The original law was put in place to ensure black voters were not denied their right to vote. And without federal oversight, local governments may adopt restrictive voting practices, Vargas said.
As a result, he said, more lawsuits aiming to overturn these practices are expected in the lead-up to November.
“There have been some states where we have been successful in trying to get some of these voter suppression policies and practices withdrawn.”
“There have been some states where we have been successful in trying to get some of these voter suppression policies and practices withdrawn,” Vargas said.
Groups such as the ACLU and LULAC are leading the charge to ensure minority voters have fair access to the polls.
LULAC, the oldest known Hispanic organization in the US, was a co-plaintiff in the Dodge City case in 2018. It also filed a lawsuit last month against Texas officials, arguing the state’s vote-by-mail policies violate the Constitution.
To vote by mail in Texas, people must be disabled or serve in the military, or over 65 years of age. The argument for these restrictions is that voting by mail should only be available to voters who are physically unable to get to the polls, explained Domingo Garcia, LULAC’s national president.
But that holds back some voters — including minority and younger voters, Garcia said. And now, with the coronavirus, groups like LULAC argue there is even more reason to allow for a vote by mail.
“I don't know if la abuelita or la tía, grandma or grandpa, you know, aunt and uncle, are they going to risk their lives to go wait an hour, two hours, three hours to vote?” he said.
Latino voters historically prefer to vote in person, Vargas said. But he also doesn’t see an option but to expand access to voting by mail as the general election nears.
“Latinos are much less likely to have had experiences voting by mail than non-Latinos,” he said. “So, unless voting by mail arrangements aren't accompanied by very robust public education campaigns to adequately educate Latino voters about how to vote by mail, this may actually erect more barriers to people being able to vote.”

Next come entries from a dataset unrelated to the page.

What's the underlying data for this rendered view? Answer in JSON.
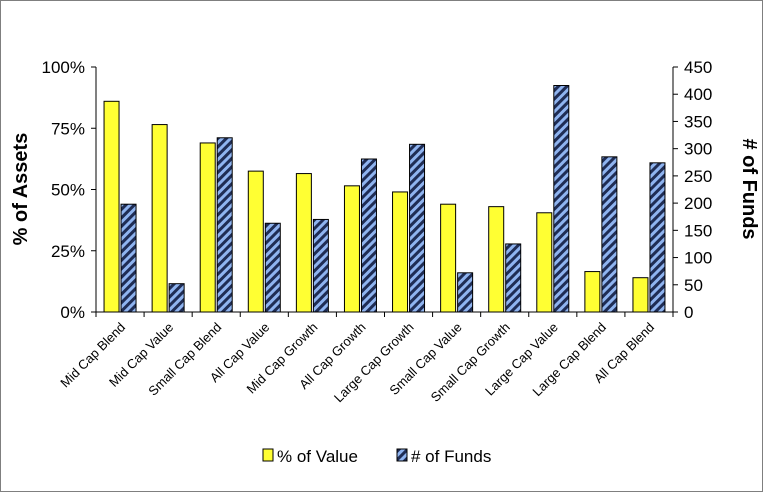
{
  "chart_data": {
    "type": "bar",
    "categories": [
      "Mid Cap Blend",
      "Mid Cap Value",
      "Small Cap Blend",
      "All Cap Value",
      "Mid Cap Growth",
      "All Cap Growth",
      "Large Cap Growth",
      "Small Cap Value",
      "Small Cap Growth",
      "Large Cap Value",
      "Large Cap Blend",
      "All Cap Blend"
    ],
    "series": [
      {
        "name": "% of Value",
        "axis": "left",
        "color": "#ffff33",
        "values": [
          0.86,
          0.765,
          0.69,
          0.575,
          0.565,
          0.515,
          0.49,
          0.44,
          0.43,
          0.405,
          0.165,
          0.14
        ]
      },
      {
        "name": "# of Funds",
        "axis": "right",
        "color": "#1f2d55",
        "stripe_color": "#8fb4f0",
        "values": [
          198,
          52,
          320,
          163,
          170,
          281,
          308,
          72,
          125,
          416,
          285,
          274
        ]
      }
    ],
    "y_left": {
      "label": "% of Assets",
      "ticks": [
        "0%",
        "25%",
        "50%",
        "75%",
        "100%"
      ],
      "range": [
        0,
        1
      ]
    },
    "y_right": {
      "label": "# of Funds",
      "ticks": [
        "0",
        "50",
        "100",
        "150",
        "200",
        "250",
        "300",
        "350",
        "400",
        "450"
      ],
      "range": [
        0,
        450
      ]
    },
    "legend": {
      "position": "bottom",
      "items": [
        "% of Value",
        "# of Funds"
      ]
    },
    "grid": false
  }
}
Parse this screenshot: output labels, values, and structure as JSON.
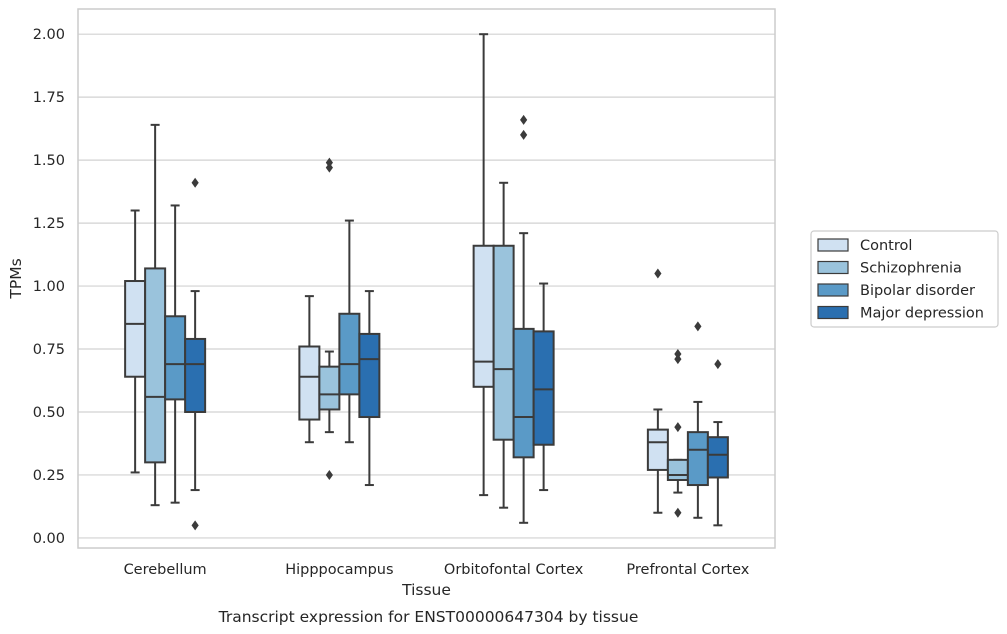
{
  "chart_data": {
    "type": "boxplot",
    "caption": "Transcript expression for ENST00000647304 by tissue",
    "xlabel": "Tissue",
    "ylabel": "TPMs",
    "ylim": [
      -0.04,
      2.1
    ],
    "yticks": [
      "0.00",
      "0.25",
      "0.50",
      "0.75",
      "1.00",
      "1.25",
      "1.50",
      "1.75",
      "2.00"
    ],
    "grid": "horizontal",
    "legend_position": "right",
    "categories": [
      "Cerebellum",
      "Hipppocampus",
      "Orbitofontal Cortex",
      "Prefrontal Cortex"
    ],
    "series": [
      {
        "name": "Control",
        "color": "#d0e1f2",
        "boxes": [
          {
            "whisker_low": 0.26,
            "q1": 0.64,
            "median": 0.85,
            "q3": 1.02,
            "whisker_high": 1.3,
            "outliers": []
          },
          {
            "whisker_low": 0.38,
            "q1": 0.47,
            "median": 0.64,
            "q3": 0.76,
            "whisker_high": 0.96,
            "outliers": []
          },
          {
            "whisker_low": 0.17,
            "q1": 0.6,
            "median": 0.7,
            "q3": 1.16,
            "whisker_high": 2.0,
            "outliers": []
          },
          {
            "whisker_low": 0.1,
            "q1": 0.27,
            "median": 0.38,
            "q3": 0.43,
            "whisker_high": 0.51,
            "outliers": [
              1.05
            ]
          }
        ]
      },
      {
        "name": "Schizophrenia",
        "color": "#9ac3dc",
        "boxes": [
          {
            "whisker_low": 0.13,
            "q1": 0.3,
            "median": 0.56,
            "q3": 1.07,
            "whisker_high": 1.64,
            "outliers": []
          },
          {
            "whisker_low": 0.42,
            "q1": 0.51,
            "median": 0.57,
            "q3": 0.68,
            "whisker_high": 0.74,
            "outliers": [
              1.47,
              1.49,
              0.25
            ]
          },
          {
            "whisker_low": 0.12,
            "q1": 0.39,
            "median": 0.67,
            "q3": 1.16,
            "whisker_high": 1.41,
            "outliers": []
          },
          {
            "whisker_low": 0.18,
            "q1": 0.23,
            "median": 0.25,
            "q3": 0.31,
            "whisker_high": 0.31,
            "outliers": [
              0.71,
              0.73,
              0.44,
              0.1
            ]
          }
        ]
      },
      {
        "name": "Bipolar disorder",
        "color": "#5a9ac7",
        "boxes": [
          {
            "whisker_low": 0.14,
            "q1": 0.55,
            "median": 0.69,
            "q3": 0.88,
            "whisker_high": 1.32,
            "outliers": []
          },
          {
            "whisker_low": 0.38,
            "q1": 0.57,
            "median": 0.69,
            "q3": 0.89,
            "whisker_high": 1.26,
            "outliers": []
          },
          {
            "whisker_low": 0.06,
            "q1": 0.32,
            "median": 0.48,
            "q3": 0.83,
            "whisker_high": 1.21,
            "outliers": [
              1.6,
              1.66
            ]
          },
          {
            "whisker_low": 0.08,
            "q1": 0.21,
            "median": 0.35,
            "q3": 0.42,
            "whisker_high": 0.54,
            "outliers": [
              0.84
            ]
          }
        ]
      },
      {
        "name": "Major depression",
        "color": "#2a6fb0",
        "boxes": [
          {
            "whisker_low": 0.19,
            "q1": 0.5,
            "median": 0.69,
            "q3": 0.79,
            "whisker_high": 0.98,
            "outliers": [
              1.41,
              0.05
            ]
          },
          {
            "whisker_low": 0.21,
            "q1": 0.48,
            "median": 0.71,
            "q3": 0.81,
            "whisker_high": 0.98,
            "outliers": []
          },
          {
            "whisker_low": 0.19,
            "q1": 0.37,
            "median": 0.59,
            "q3": 0.82,
            "whisker_high": 1.01,
            "outliers": []
          },
          {
            "whisker_low": 0.05,
            "q1": 0.24,
            "median": 0.33,
            "q3": 0.4,
            "whisker_high": 0.46,
            "outliers": [
              0.69
            ]
          }
        ]
      }
    ]
  }
}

In late May, a US district judge moved to allow voting by mail for people concerned about the coronavirus. But an appellate panel put that on hold days later.
Garcia says he likes to focus on small wins. LULAC’s next target state is Arizona, he added.
“I keep thinking that mañana things will be better for Jose and Maria on Main Street, and for Billy Bob and Mary Sue on Main Street. ”
“You know, I’m an eternal optimist,” he said. “I keep thinking that mañana things will be better for Jose and Maria on Main Street, and for Billy Bob and Mary Sue on Main Street. ”
Another win can be traced to the Dodge City case. It took two years, but the city now has three polling sites.
Rangel-Lopez, the plaintiff, who is now 19, is glad to see that but says voter suppression elsewhere is real.
“I’m very worried about what’s going to happen,” he said. “And there needs to be a lot more attention to this issue than what we’re currently giving it.”
This year, Rangel-Lopez will vote for the first time in a presidential election. He's been reflecting on his achievement as a high school senior two years ago with the legal case over polling sites.
“You are never too young to be politically active or to affect change in your community, in your state or nationally,” he said.
Rangel-Lopez learned that lesson. Now, he wants to make sure other young people learn it, too.